Alkol ve uyuşturucu madde bağımlılığı ile mücadele ve tedavi amaçlı kurulan AMATEM’in zaman- zaman yaptığı uyarılar ve açıklamaların altından içler acısı gerçekler ortaya çıkmakta. “Türkiye uyuşturucu ile mücadelede sınıfta kaldı. AMATEM’e giden 100 bağımlıdan ancak 3’ü tedavi edilebiliyor. AMATEM’lerin çaresizliğine üzülüyoruz. Çünkü bağımlıların tedavisine cevap veremiyor. Ülkemizde uyuşturucu bağımlılığını tedavi edecek ilaç yok. Avrupa’da Klondin, Letoksidin, Guanfasin, Metedon gibi ilaçlar etkin olarak kullanılıyor. Ama sanki gizli bir güç bu ilaçların ülkemize gelmesini engelliyor. O kadar uğraşmamıza rağmen ancak Suboxsene adlı ilacı getirebildik. Diğer hiçbir ilaç Türkiye’ye gelmedi. Türkiye’de 185 bin denetimli serbestlikten yararlanan insan var. Bu AMATEM’ler 185 bin kişiye nasıl yeter?

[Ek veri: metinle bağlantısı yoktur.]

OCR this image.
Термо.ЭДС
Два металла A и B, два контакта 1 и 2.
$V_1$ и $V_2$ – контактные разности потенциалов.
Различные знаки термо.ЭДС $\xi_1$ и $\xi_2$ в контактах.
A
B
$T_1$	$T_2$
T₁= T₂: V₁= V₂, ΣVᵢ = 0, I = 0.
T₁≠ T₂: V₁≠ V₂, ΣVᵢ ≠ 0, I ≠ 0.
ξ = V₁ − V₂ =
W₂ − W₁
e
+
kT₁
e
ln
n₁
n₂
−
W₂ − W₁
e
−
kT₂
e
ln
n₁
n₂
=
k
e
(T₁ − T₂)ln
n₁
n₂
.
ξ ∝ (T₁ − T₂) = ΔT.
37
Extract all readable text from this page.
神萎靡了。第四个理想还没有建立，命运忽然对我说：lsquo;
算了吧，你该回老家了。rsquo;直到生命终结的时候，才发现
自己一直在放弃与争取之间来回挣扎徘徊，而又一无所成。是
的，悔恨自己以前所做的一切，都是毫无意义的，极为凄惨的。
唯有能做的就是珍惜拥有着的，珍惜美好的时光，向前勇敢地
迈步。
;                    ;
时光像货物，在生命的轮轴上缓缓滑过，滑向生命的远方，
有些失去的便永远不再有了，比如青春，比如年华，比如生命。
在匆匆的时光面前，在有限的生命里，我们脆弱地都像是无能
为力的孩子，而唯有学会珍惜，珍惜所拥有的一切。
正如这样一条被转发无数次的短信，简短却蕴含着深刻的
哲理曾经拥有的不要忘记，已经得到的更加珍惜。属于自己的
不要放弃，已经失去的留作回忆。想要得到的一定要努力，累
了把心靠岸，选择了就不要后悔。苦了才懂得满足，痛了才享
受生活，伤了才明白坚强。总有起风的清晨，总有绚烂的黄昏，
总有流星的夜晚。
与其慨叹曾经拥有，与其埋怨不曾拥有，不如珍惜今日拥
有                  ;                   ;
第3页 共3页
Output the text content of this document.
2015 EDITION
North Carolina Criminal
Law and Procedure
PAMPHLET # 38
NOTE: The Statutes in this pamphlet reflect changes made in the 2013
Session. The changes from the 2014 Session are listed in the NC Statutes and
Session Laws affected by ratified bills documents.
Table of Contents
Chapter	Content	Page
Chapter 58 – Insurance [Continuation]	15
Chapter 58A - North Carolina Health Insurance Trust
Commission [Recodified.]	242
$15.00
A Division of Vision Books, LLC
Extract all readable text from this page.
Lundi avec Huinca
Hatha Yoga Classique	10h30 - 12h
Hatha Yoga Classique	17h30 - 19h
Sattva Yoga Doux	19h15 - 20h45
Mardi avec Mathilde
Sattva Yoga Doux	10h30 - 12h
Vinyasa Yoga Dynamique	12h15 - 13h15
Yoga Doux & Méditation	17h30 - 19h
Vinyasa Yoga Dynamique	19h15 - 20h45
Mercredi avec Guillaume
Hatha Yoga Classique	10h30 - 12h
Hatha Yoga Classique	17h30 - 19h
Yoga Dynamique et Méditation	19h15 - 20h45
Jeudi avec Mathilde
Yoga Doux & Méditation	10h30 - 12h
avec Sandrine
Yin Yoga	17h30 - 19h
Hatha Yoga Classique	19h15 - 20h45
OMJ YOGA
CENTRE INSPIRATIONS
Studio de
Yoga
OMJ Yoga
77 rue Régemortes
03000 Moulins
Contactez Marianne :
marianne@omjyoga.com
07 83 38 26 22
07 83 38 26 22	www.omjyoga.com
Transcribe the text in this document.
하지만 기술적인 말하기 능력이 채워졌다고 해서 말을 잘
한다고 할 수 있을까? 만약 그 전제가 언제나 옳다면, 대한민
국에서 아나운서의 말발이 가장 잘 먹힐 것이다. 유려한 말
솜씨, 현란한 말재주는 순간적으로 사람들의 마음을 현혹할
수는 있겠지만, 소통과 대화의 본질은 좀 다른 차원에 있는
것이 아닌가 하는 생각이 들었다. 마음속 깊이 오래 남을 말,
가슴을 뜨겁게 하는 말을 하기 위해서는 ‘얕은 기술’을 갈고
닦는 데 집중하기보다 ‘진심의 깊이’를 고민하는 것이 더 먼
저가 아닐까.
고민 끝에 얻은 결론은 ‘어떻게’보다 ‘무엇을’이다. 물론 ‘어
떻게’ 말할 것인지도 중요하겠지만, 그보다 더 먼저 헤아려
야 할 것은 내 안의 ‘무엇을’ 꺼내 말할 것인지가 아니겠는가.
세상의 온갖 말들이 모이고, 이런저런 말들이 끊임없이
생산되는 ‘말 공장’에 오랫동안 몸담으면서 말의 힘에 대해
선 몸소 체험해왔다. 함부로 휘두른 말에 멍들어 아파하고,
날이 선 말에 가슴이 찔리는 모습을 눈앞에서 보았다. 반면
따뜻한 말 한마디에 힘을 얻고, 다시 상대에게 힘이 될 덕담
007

İşte içimizi yakan bir Türkiye gerçeği!
Bu türden sorunlar çok boyutludur ve bu sorunlar yalnızca polisle jandarmayla çözülebilecek sorunlar değildir. Konunun bir başka boyutu, uluslar arası uyuşturucu çeteleridir ki asıl mücadele bu çeteler üstüne olmalıdır. Bu zordur, ancak ciddi olarak ele alınırsa yüzde doksan 95 oranında olumlu sonuç alınabilir. Başta tütün olmak üzere alkol, uyuşturucu maddeler hakkında aydınlatma yapılması kaçınılmazdır. İlkokuldan üniversitelere kadar her kademede ciddi şekilde uyuşturucuların zararları anlatılsa bile büyük oranda başarı sağlanırdı.
Basından izlediğimiz kadarıyla hemen her gün uyuşturucu maddeler, kaçak içkiler, kaçak sigaralar ele geçiriliyor. Kolluk güçlerinin ele geçirdikleri az falan da değil, ama her ne hikmetse bu yasadışı ticaretin önü alınamıyor. Demek ki piyasaya sürülen uyuşturucu ve kaçak ürünler ele geçirilenlerden çok- çok daha fazla.
Tütün, alkol ve uyuşturucu madde bağımlılığından ölenlerin ya da sürünenlerin acıları elbette bizim de acımızdır. Çoğu çocuk ve genç olan bu insanların yaşamlarını allak bullak edenlere lânet olsun. Her şey para değildir ama kolay yoldan para kazanmak için böyle işler yapılarak genç ve çocukların yaşamları karartılıyor. İlgililer bir kez daha düşünsünler.